During this visit, the dentist will talk about the best way to brush your child’s teeth, and will discuss diet and other issues that can lead to ECC and how to prevent them. During the course of these early visits, the dentist may introduce you to different preventive treatments, such as fluoride or sealant for the teeth. The dentist will make a recommendation about when to return for another appointment, but usually it is at least twice a year to develop a good relationship and good dental habits.

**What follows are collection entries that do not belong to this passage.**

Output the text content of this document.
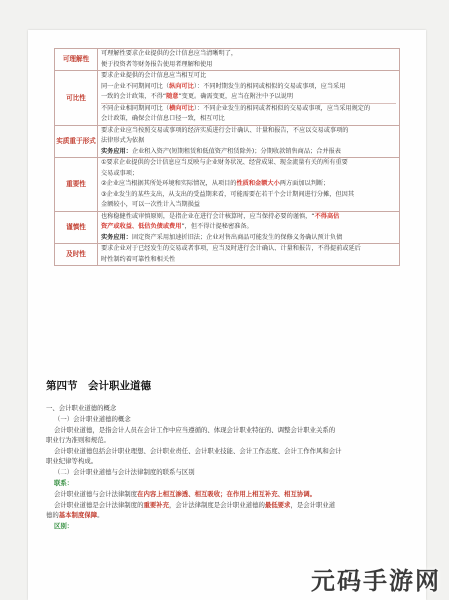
可理解性	可理解性要求企业提供的会计信息应当清晰明了，
便于投资者等财务报告使用者理解和使用

可比性	要求企业提供的会计信息应当相互可比
同一企业不同期间可比（纵向可比）：不同时期发生的相同或相似的交易或事项，应当采用
一致的会计政策，不得“随意”变更。确需变更，应当在附注中予以说明
不同企业相同期间可比（横向可比）：不同企业发生的相同或者相似的交易或事项，应当采用规定的
会计政策，确保会计信息口径一致，相互可比

实质重于形式	要求企业应当按照交易或事项的经济实质进行会计确认、计量和报告，不应以交易或事项的
法律形式为依据
实务应用：企业租入资产(短期租赁和低值资产租赁除外)；分期收款销售商品；合并报表

重要性	①要求企业提供的会计信息应当反映与企业财务状况、经营成果、现金流量有关的所有重要
交易或事项；
②企业应当根据其所处环境和实际情况，从项目的性质和金额大小两方面加以判断；
③企业发生的某些支出，从支出的受益期来看，可能需要在若干个会计期间进行分摊，但因其
金额较小，可以一次性计入当期损益

谨慎性	也称稳健性或审慎原则，是指企业在进行会计核算时，应当保持必要的谨慎，“不得高估
资产或收益、低估负债或费用”，但不得计提秘密准备。
实务应用：固定资产采用加速折旧法；企业对售出商品可能发生的保修义务确认预计负债

及时性	要求企业对于已经发生的交易或者事项，应当及时进行会计确认、计量和报告，不得提前或延后
时性制约着可靠性和相关性
第四节　会计职业道德
一、会计职业道德的概念
（一）会计职业道德的概念
会计职业道德，是指会计人员在会计工作中应当遵循的、体现会计职业特征的、调整会计职业关系的
职业行为准则和规范。
会计职业道德包括会计职业理想、会计职业责任、会计职业技能、会计工作态度、会计工作作风和会计
职业纪律等构成。
（二）会计职业道德与会计法律制度的联系与区别
联系：
会计职业道德与会计法律制度在内容上相互渗透、相互吸收；在作用上相互补充、相互协调。
会计职业道德是会计法律制度的重要补充，会计法律制度是会计职业道德的最低要求，是会计职业道
德的基本制度保障。
区别：
元码手游网
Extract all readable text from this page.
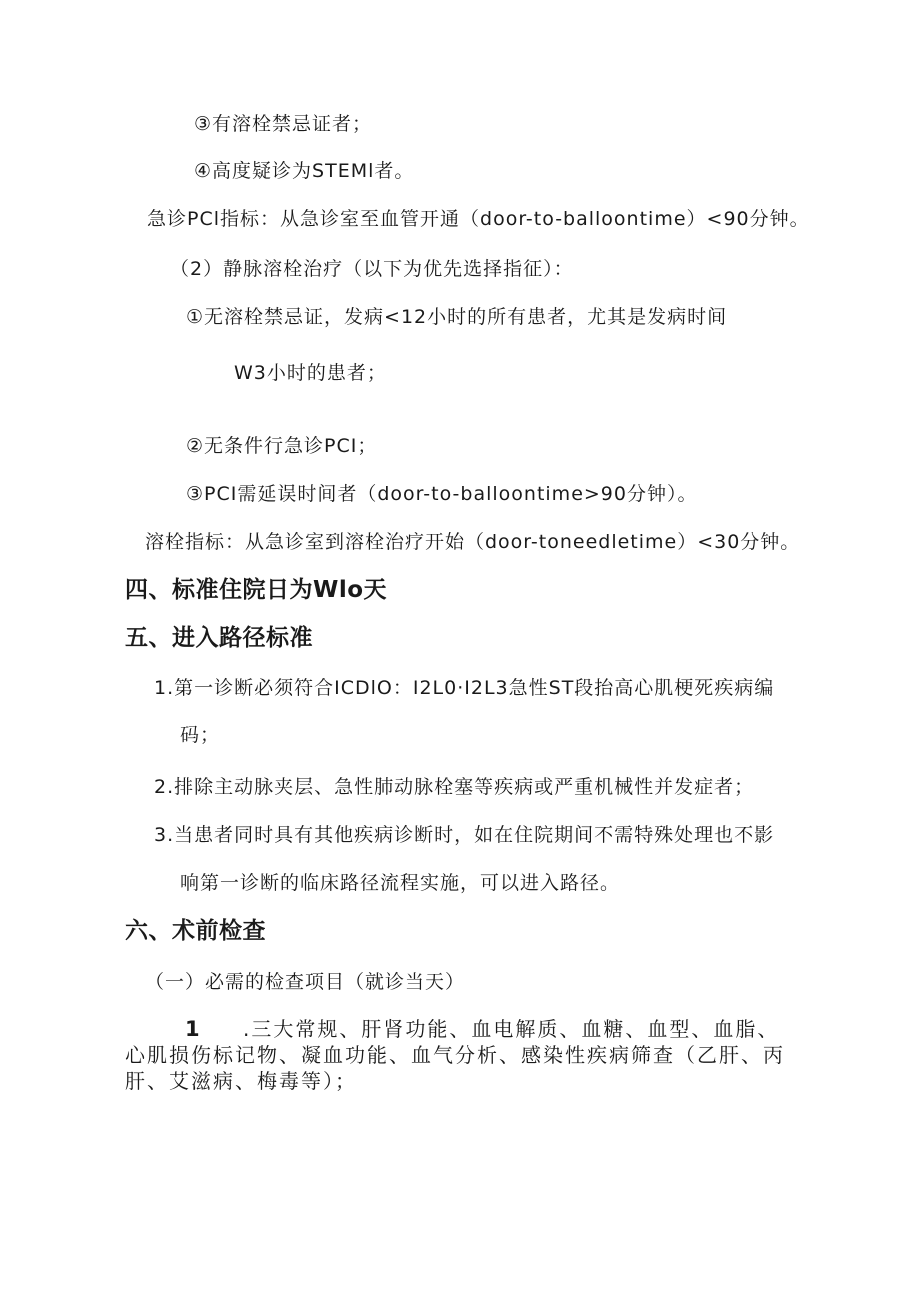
③有溶栓禁忌证者；
④高度疑诊为STEMl者。
急诊PCl指标：从急诊室至血管开通（door-to-balloontime）<90分钟。
（2）静脉溶栓治疗（以下为优先选择指征）：
①无溶栓禁忌证，发病<12小时的所有患者，尤其是发病时间
W3小时的患者；
②无条件行急诊PCI；
③PCI需延误时间者（door-to-balloontime>90分钟）。
溶栓指标：从急诊室到溶栓治疗开始（door-toneedletime）<30分钟。
四、标准住院日为Wlo天
五、进入路径标准
1.第一诊断必须符合ICDlO：I2L0·I2L3急性ST段抬高心肌梗死疾病编
码；
2.排除主动脉夹层、急性肺动脉栓塞等疾病或严重机械性并发症者；
3.当患者同时具有其他疾病诊断时，如在住院期间不需特殊处理也不影
响第一诊断的临床路径流程实施，可以进入路径。
六、术前检查
（一）必需的检查项目（就诊当天）
1 .三大常规、肝肾功能、血电解质、血糖、血型、血脂、心肌损伤标记物、凝血功能、血气分析、感染性疾病筛查（乙肝、丙肝、艾滋病、梅毒等）；
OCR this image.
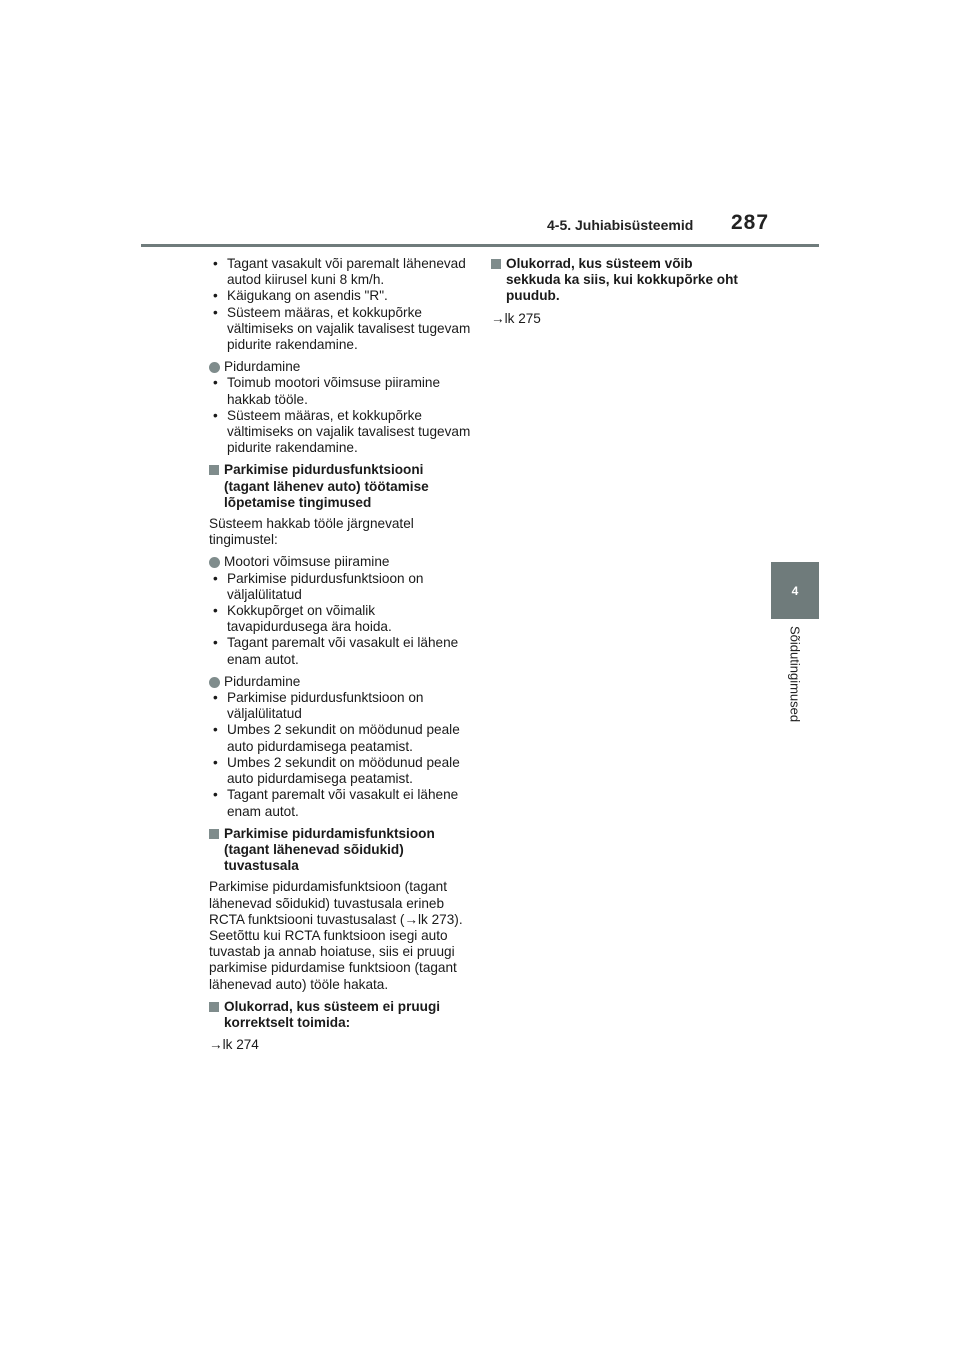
4-5. Juhiabisüsteemid 287
4
Sõidutingimused
• Tagant vasakult või paremalt lähenevad autod kiirusel kuni 8 km/h.
• Käigukang on asendis "R".
• Süsteem määras, et kokkupõrke vältimiseks on vajalik tavalisest tugevam pidurite rakendamine.
Pidurdamine
• Toimub mootori võimsuse piiramine hakkab tööle.
• Süsteem määras, et kokkupõrke vältimiseks on vajalik tavalisest tugevam pidurite rakendamine.
Parkimise pidurdusfunktsiooni (tagant lähenev auto) töötamise lõpetamise tingimused
Süsteem hakkab tööle järgnevatel tingimustel:
Mootori võimsuse piiramine
• Parkimise pidurdusfunktsioon on väljalülitatud
• Kokkupõrget on võimalik tavapidurdusega ära hoida.
• Tagant paremalt või vasakult ei lähene enam autot.
Pidurdamine
• Parkimise pidurdusfunktsioon on väljalülitatud
• Umbes 2 sekundit on möödunud peale auto pidurdamisega peatamist.
• Umbes 2 sekundit on möödunud peale auto pidurdamisega peatamist.
• Tagant paremalt või vasakult ei lähene enam autot.
Parkimise pidurdamisfunktsioon (tagant lähenevad sõidukid) tuvastusala
Parkimise pidurdamisfunktsioon (tagant lähenevad sõidukid) tuvastusala erineb RCTA funktsiooni tuvastusalast (→lk 273). Seetõttu kui RCTA funktsioon isegi auto tuvastab ja annab hoiatuse, siis ei pruugi parkimise pidurdamise funktsioon (tagant lähenevad auto) tööle hakata.
Olukorrad, kus süsteem ei pruugi korrektselt toimida:
→lk 274
Olukorrad, kus süsteem võib sekkuda ka siis, kui kokkupõrke oht puudub.
→lk 275
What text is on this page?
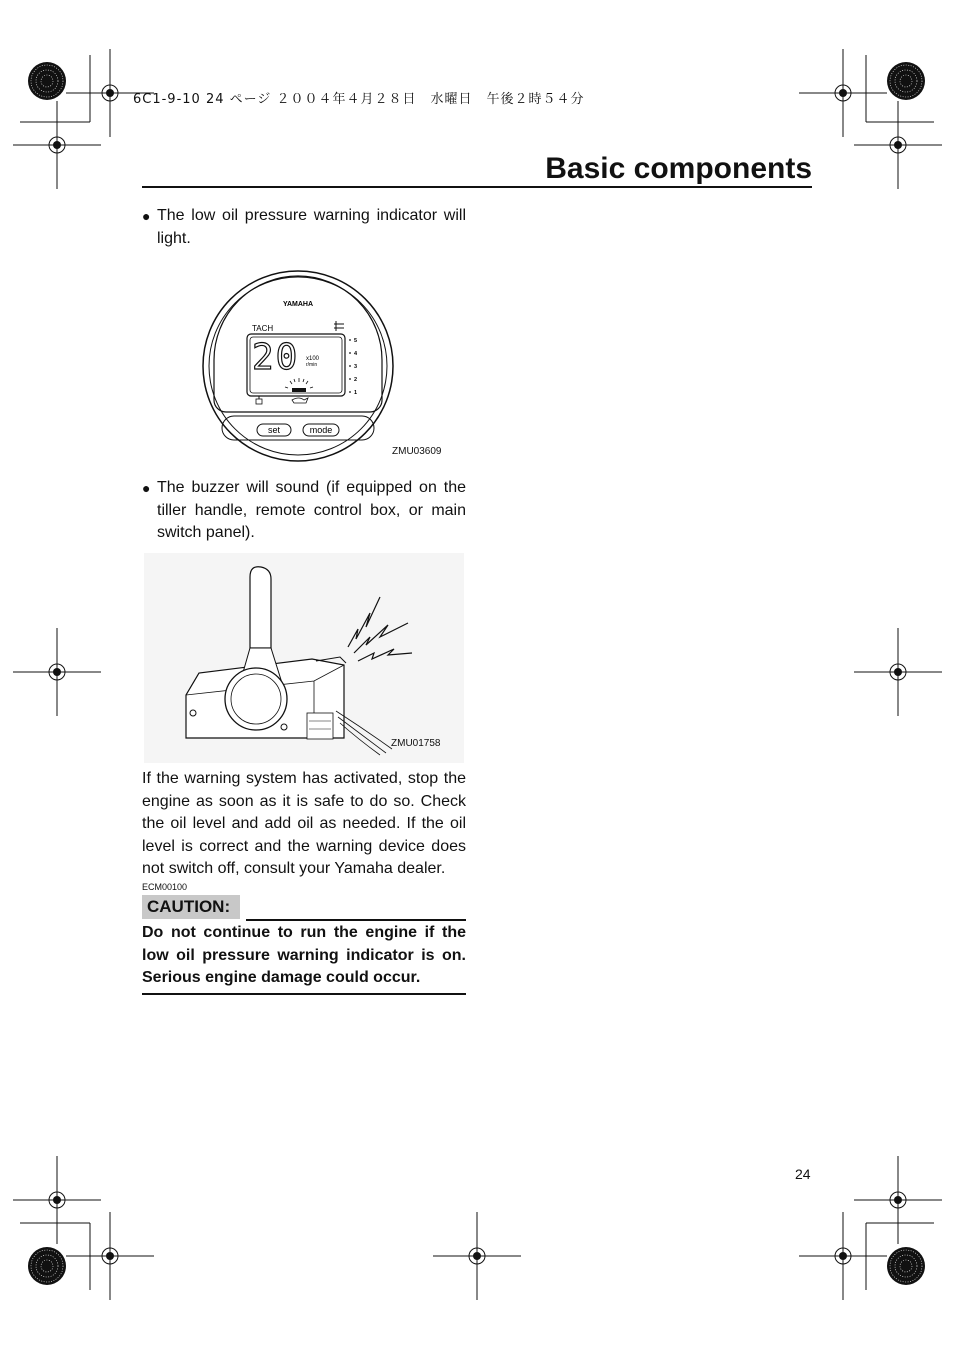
6C1-9-10 24 ページ ２００４年４月２８日　水曜日　午後２時５４分
Basic components
● The low oil pressure warning indicator will light.
YAMAHA
TACH
20 x100
r/min
5
4
3
2
1
set	mode
ZMU03609
● The buzzer will sound (if equipped on the tiller handle, remote control box, or main switch panel).
ZMU01758
If the warning system has activated, stop the engine as soon as it is safe to do so. Check the oil level and add oil as needed. If the oil level is correct and the warning device does not switch off, consult your Yamaha dealer.
ECM00100
CAUTION:
Do not continue to run the engine if the low oil pressure warning indicator is on. Serious engine damage could occur.
24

A good teeth brushing routine should start early and continue for a lifetime. It is just as important for the adults in the home to have healthy dental habits as it is the children. It surprised me to find out that if an adult has cavity-causing germs in his or her mouth due to poor dental practices and shares those germs through kissing or sharing eating utensils with a child, the child may be more prone to developing cavities as the germs are passed along.
The American Academy of Pediatric Dentistry (AAPD) recommends brushing for two minutes twice a day—once in the morning after breakfast and again at night before bed. This is true for both adults and children. You may be thinking, as I did, how can I do this or get my child to brush for two whole minutes?
Helpful brushing tips:
- Find a song that is approximately two minutes in length and play it during brushing.
- Get a toothbrush that lights up at different intervals over two minutes, telling your child how long to brush.
- Get a two minute hourglass timer with falling sand (this is the one that I used as a child). Have your child brush as the sand falls and when it stops, time is up. There are also great smartphone apps.
All of the above items can be found on the internet, your smartphone app store, or most drug stores.
The tips in this blog give simple yet important advice about how to get your child started on the right track to good teeth and good health that can last a lifetime. Early detection and prevention of ECC is the most important thing to remember about dental health, according to Dr. Groper. By starting early and making regular dental visits a habit, your child will be off to the best start possible!
Thank you to John Groper, DDS, and the CHLA Dental Clinic for all of the shared knowledge and expertise and for making a valuable contribution to the writing of this blog.
~Tere Jones, RN, CPN
Tere has been working in pediatric nursing for more than 20 years, primarily at Children’s Hospital Los Angeles. Currently, she’s a clinical care coordinator on a medical/surgical unit.
This post is solely for informational purposes. It is not intended nor implied to be a substitute for medical advice. Before undertaking any course of treatment or dietary/health changes, you should seek the advice of your physician or other health care provider.